Best urges insurers to focus on ERM in wake of SVB collapse

Experts play down contagion fears

Rating agencies are keeping a close eye on insurers’ exposure to the banking sector following the collapse of technology lender Silicon Valley Bank (SVB) on Friday.

As markets opened Monday in Europe, the pan-European Stoxx 600 recorded a 2% slide by 10am UK time, with bank stocks leading at a near-6% drop, followed by insurance and financial services stocks. However, central banks and regulators have taken swift action to restore confidence in the wider banking sector in a bid to mitigate the risk of contagion.

According to AM Best, just eight insurers had bond exposure to SVB greater than 2% of their capital and surplus. The biggest exposure among these insurers was less than 5%.

However, five insurers had wider exposure to equities in the bank and trust sector greater than their capital position at year-end 2021, said AM Best. A further 20 insurers had equity exposure to banking and trust stocks equal to at least half of their capital, again using year-end 2021 figures.

Sridhar Manyem, senior director of industry research and analytics at AM Best, said SVB’s collapse, the second-largest bank failure ever in the US, has shocked banking stocks and follows closely behind the closure of crypto-lender Silvergate Bank on 3 March. Since SVB’s collapse on Friday, Signature Bank was closed by state regulators in New York on Sunday, the third-largest bank failure in US history.

“Some major bank stocks have lost significant value. Insurer exposure to the banking sector extends beyond stock price impacts, though, as many insurers depend on banks for lines of credit, distribution, hedges and other operational aspects,” Manyem said.

He advised insurers to respond to the SVB collapse with a focus on ERM and liquidity risk management. “Investment managers are navigating an interest rate environment that has not been seen in decades, and lessons from the past can help insulate from future mistakes,” said Manyem.
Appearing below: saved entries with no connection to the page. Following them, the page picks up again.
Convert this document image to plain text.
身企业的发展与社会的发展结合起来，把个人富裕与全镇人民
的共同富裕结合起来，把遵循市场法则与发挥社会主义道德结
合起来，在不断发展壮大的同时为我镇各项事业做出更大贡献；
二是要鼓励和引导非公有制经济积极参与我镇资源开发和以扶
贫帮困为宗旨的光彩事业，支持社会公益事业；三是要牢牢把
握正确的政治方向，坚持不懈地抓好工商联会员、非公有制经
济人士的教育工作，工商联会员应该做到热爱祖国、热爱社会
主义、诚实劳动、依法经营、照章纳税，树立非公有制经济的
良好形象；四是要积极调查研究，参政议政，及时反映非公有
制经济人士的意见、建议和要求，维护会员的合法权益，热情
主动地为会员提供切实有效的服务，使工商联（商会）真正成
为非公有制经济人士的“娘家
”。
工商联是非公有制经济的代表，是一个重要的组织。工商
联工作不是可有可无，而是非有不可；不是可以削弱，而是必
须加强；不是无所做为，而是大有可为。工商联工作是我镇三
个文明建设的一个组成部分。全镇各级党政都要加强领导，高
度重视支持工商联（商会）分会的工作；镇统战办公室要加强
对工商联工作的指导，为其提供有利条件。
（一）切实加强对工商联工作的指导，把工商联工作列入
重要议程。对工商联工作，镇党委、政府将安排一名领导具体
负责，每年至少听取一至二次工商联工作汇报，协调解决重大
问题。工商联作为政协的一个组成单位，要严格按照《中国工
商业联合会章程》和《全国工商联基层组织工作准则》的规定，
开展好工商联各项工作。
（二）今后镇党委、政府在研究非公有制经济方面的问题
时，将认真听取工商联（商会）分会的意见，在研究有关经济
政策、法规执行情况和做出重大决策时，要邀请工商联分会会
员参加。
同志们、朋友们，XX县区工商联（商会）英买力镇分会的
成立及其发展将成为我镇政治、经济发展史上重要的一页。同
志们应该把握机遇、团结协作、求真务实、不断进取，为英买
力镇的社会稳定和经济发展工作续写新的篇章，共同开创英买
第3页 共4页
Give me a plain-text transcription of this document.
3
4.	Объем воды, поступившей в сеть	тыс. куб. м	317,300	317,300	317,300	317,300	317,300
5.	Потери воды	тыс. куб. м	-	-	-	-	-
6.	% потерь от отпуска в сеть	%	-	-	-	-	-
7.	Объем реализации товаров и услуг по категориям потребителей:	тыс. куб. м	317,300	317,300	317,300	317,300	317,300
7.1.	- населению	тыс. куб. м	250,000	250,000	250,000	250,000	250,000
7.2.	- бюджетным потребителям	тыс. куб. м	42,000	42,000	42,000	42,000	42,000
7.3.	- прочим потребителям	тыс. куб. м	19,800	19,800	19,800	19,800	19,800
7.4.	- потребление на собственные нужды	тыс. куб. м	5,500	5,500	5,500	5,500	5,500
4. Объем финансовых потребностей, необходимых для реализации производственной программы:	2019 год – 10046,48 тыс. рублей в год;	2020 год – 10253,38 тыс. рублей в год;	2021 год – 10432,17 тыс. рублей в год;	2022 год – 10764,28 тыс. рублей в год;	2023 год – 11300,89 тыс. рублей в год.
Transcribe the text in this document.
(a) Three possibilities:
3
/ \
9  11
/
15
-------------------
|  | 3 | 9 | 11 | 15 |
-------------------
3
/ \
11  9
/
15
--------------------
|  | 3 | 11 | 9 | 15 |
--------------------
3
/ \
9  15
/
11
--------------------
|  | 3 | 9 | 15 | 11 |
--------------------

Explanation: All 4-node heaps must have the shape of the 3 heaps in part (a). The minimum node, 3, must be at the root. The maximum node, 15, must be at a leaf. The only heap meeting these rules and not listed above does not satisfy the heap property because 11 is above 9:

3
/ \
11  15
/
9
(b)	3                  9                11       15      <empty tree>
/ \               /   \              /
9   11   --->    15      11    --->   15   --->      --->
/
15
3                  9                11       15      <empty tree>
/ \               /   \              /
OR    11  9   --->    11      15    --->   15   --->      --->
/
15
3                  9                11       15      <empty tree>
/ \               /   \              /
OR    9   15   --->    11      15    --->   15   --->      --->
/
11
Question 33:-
“Stress testing and scenario analysis of the impact of rising interest rates on asset-liability management and proactive management of these stresses through strategic actions and capital management would be considered favourably for insurers with interest-sensitive exposure,” he added.

In a bid to calm stock markets and offset contagion risks, the US government guaranteed all SVB deposits, beyond the federal insurance cap of $250,000, ahead of stock markets reopening Monday. Meanwhile, HSBC has bought the UK arm of SVB. This should further restore confidence in the tech sector and its bankers.

Germany’s financial regulator BaFin said there is “no systemic relevance” after it imposed a moratorium on the German branch of SVB, effectively blocking payments to and from clients. BaFin assured markets: “The distress of Silicon Valley Bank Germany branch does not threaten financial stability”.

Susannah Streeter, head of money and markets at Hargreaves Lansdown, said smaller tech-focused banks are set for a “very rocky ride” as the loss of confidence widens. But she said the risks of contagion to the wider banking sector “remains limited”.

Streeter added that HSBC’s offer to buy SVB in the UK will be welcome news for the tech sector.

“White knights are coming to the rescue after a weekend of intense negotiations to stem contagion from the SVB collapse, which sent shockwaves through financial and tech sectors. Investors are waiting with bated breath to see if this rush of regulatory activity to try to limit the fallout from the SVB bank collapse will help soothe volatile markets, and so far the bold action appears to be working,” she said.

She added: “This is all aimed at malaise spreading to the wider financial sector and, although confidence is being restored, jitters will remain about longer-term repercussions. SVB was considered to be the lifeblood for the tech industry, offering facilities that start-ups found hard to access elsewhere in the market, so although the immediate liquidity nightmare looks set to be lifted, worries will still linger about banking options ahead.”

Megan Greene, global chief economist at Kroll, agreed that SVB is unlikely to drive further banking failures. “SVB’s client base and funding structure both suggest that it is unlikely to trigger a systemic crisis. There may be some contagion to other small community banks in the US – particularly if depositors aren’t all made whole – but the larger banks are unlikely to follow in SVB’s footsteps,” she said.

“SVB was unusually exposed to interest rate risk. This is partly because its clients only thrived in a low interest rate world and cash funding for them evaporated as rates rose. But it is also because higher interest rates hurt the liability side of SVB’s balance sheet more than it benefited the asset side,” added Greene.